Они хлопотали еще несколько минут — заглядывали в лицо, слушали сердце, потом врач сказала: «Бесполезно. Он уже остыл», и парень с чемоданчиком спросил:

— Вы родственник?

Я ответил:

— Нет. Он… Я привел его с улицы. Помог…

— Ваша фамилия, адрес.

Я сказал.

— Вам придется дождаться милиции.

— Хорошо, — сказал я.

Но врач посмотрела на меня и приказала:

— Пусть идет. Идите, натерпелись ни за что. Глеб Борисович, вызовите милицию. — Она все еще держала Гришина за руку.

— Спасибо, — сказал я. — Телефон в комнате за стеной.

Из прихожей я услышал голос парня с чемоданчиком:

— Сейчас, доктор, Похоже, сердечника я этого видел в Первой психиатрической…

Я сдернул с вешалки пальто, спустился по лестнице и, не оглядываясь, прошел мимо кареты. Мне показалось, что напротив дома стоит кудрявая девушка и рядом еще девчонка с прыгалками, но чем тут поможешь? И я не остановился. Побрел домой, машинально сворачивая там, где нужно, переходя площади и улицы, и как будто слышал: «Не пробуждай воспоминаний минувших дней — минувших дней». Наверно, я бормотал эти слова — около кинотеатра «Гигант» от меня шарахнулись две девицы в одинаковых ярко-красных пальто.

Мама открыла мне дверь, побледнела и спросила: «Нокаут?» У нее постоянный страх, что меня прикончат на ринге. Я ответил:

— Все в порядке. Устал немного, и все.

— Наташа звонила два раза, — сказала мама, погладила меня по руке и пошла к себе, оставив меня в коридоре, у телефона.

Было ясно, что если я не позвоню Наташе сию минуту, мама встревожится всерьез, и будет много разговоров. Я набрал Наташин номер, хотя чувствовал, что не надо бы этого делать, потому что «Не пробуждай воспоминаний» иссверлило мне всю голову.

— Слушаю… — сказала Наташа. — Слушаю вас, алло!

— Это я, Наташенька.

Она замолчала. Я слышал, как она дышит в трубку. Потом она проговорила:

— Никогда больше так не делай, никогда. Я думала… я думала… — и заплакала, а я стоял, прижимая трубку к уху, и не знал, что сказать, но мне было хорошо, что она плачет и я наконец-то дома.

Я дома. И на короткую секунду мне показалось, что Ничего не было, что все привиделось мне, пока я сидел на бульварной скамейке, и опять все как прежде — телефон, Наташа и желтый свет маленькой лампочки в коридоре. «Все как прежде», — сказал я мимо трубки и тут же услышал слабый удар об пол — внизу, рядом с левой ногой.

Обсидиановый нож прорезал карман и упал, вонзившись в пол, и, увидев его грубую рукоятку, я почему-то понял еще кое-что. Если все, что было и говорилось, быль, не гипноз, не бред гениального параноика, тогда я понял. Почему он молчал о своем прошлом, почему не сказал ничего — как достался ему обсидиановый нож, почему я тогда, в кабинете, после возвращения, ощущал смутный, скверный запах от ножа. Это было так же, как если бы я принес из прошлого свое рубило, но как он принес нож? Что он делал этим ножом? Наташа сказала: «Ох, и рева же я…» — и как обычно завела речь о своих институтских делах и подруге Варе, а я потихоньку опустил руку и потрогал в натянутом кармане провода и коробку. Если это не гипноз, что тогда? Все-таки удивительно — почему коробка никуда не включается? Вот так дела — никуда включать не надо…

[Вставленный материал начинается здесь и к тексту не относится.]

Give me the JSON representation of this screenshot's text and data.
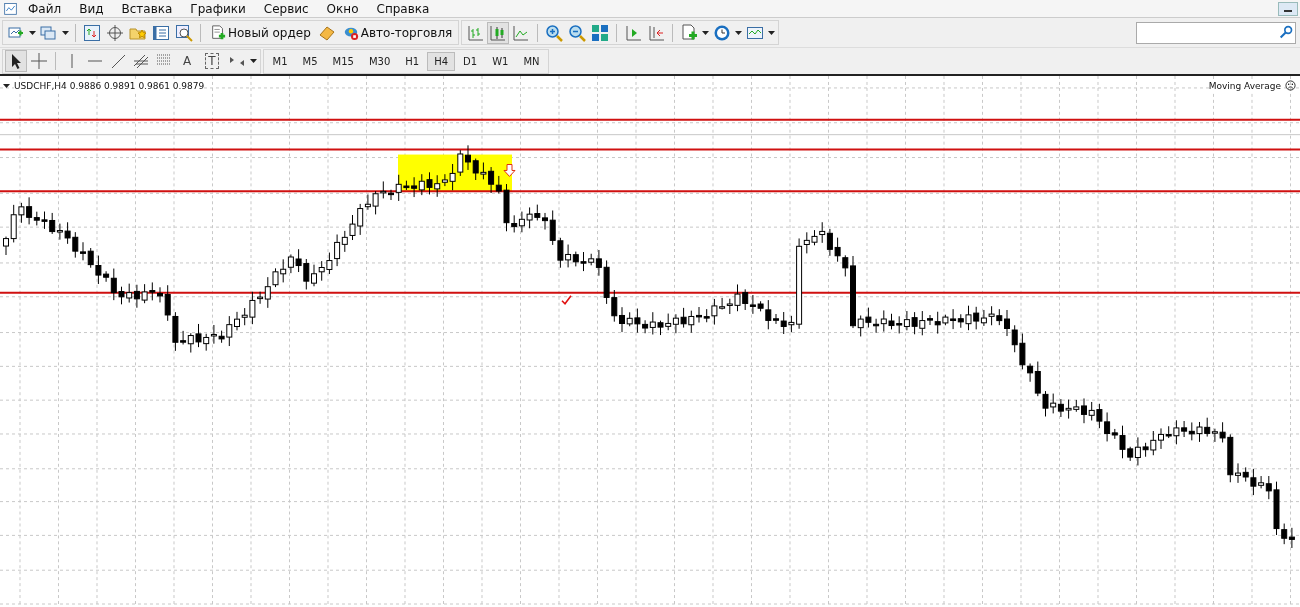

Я глубоко вздохнул и подобрался, унимая легкую дрожь в спине и плечах. Так бывает в раздевалке перед выходом на ринг — дрожь в плечах и мысли медлительны и ясны. Наташа щебетала и смеялась где-то на другом конце города. Я положил трубку.

 

Знак равенства

Василий Васильевич уходил с вечеринки недовольный и много раньше, чем другие гости-сослуживцы. Слишком много там пили, по его мнению, а кассир Государственного банка должен быть воздержанным, как спортсмен. С похмелья и обсчитываются. Весь вечер Василий Васильевич помнил, что завтра в институтах день получки, и незаметно удалился при первой же возможности.

Он повздыхал, стоя на полутемной площадке, и стал спускаться, оглядываясь на блестящие дверные дощечки, — дом был «профессорский», строенный в начале столетия. Слишком высокие потолки, слишком большие комнаты, широкие лестничные марши.

— А не водился бы ты с начальством, Поваров, — бормотал он, выходя на улицу.

Каменные львы до сторонам подъезда таращили на него пустые глаза. У правого была разбита морда.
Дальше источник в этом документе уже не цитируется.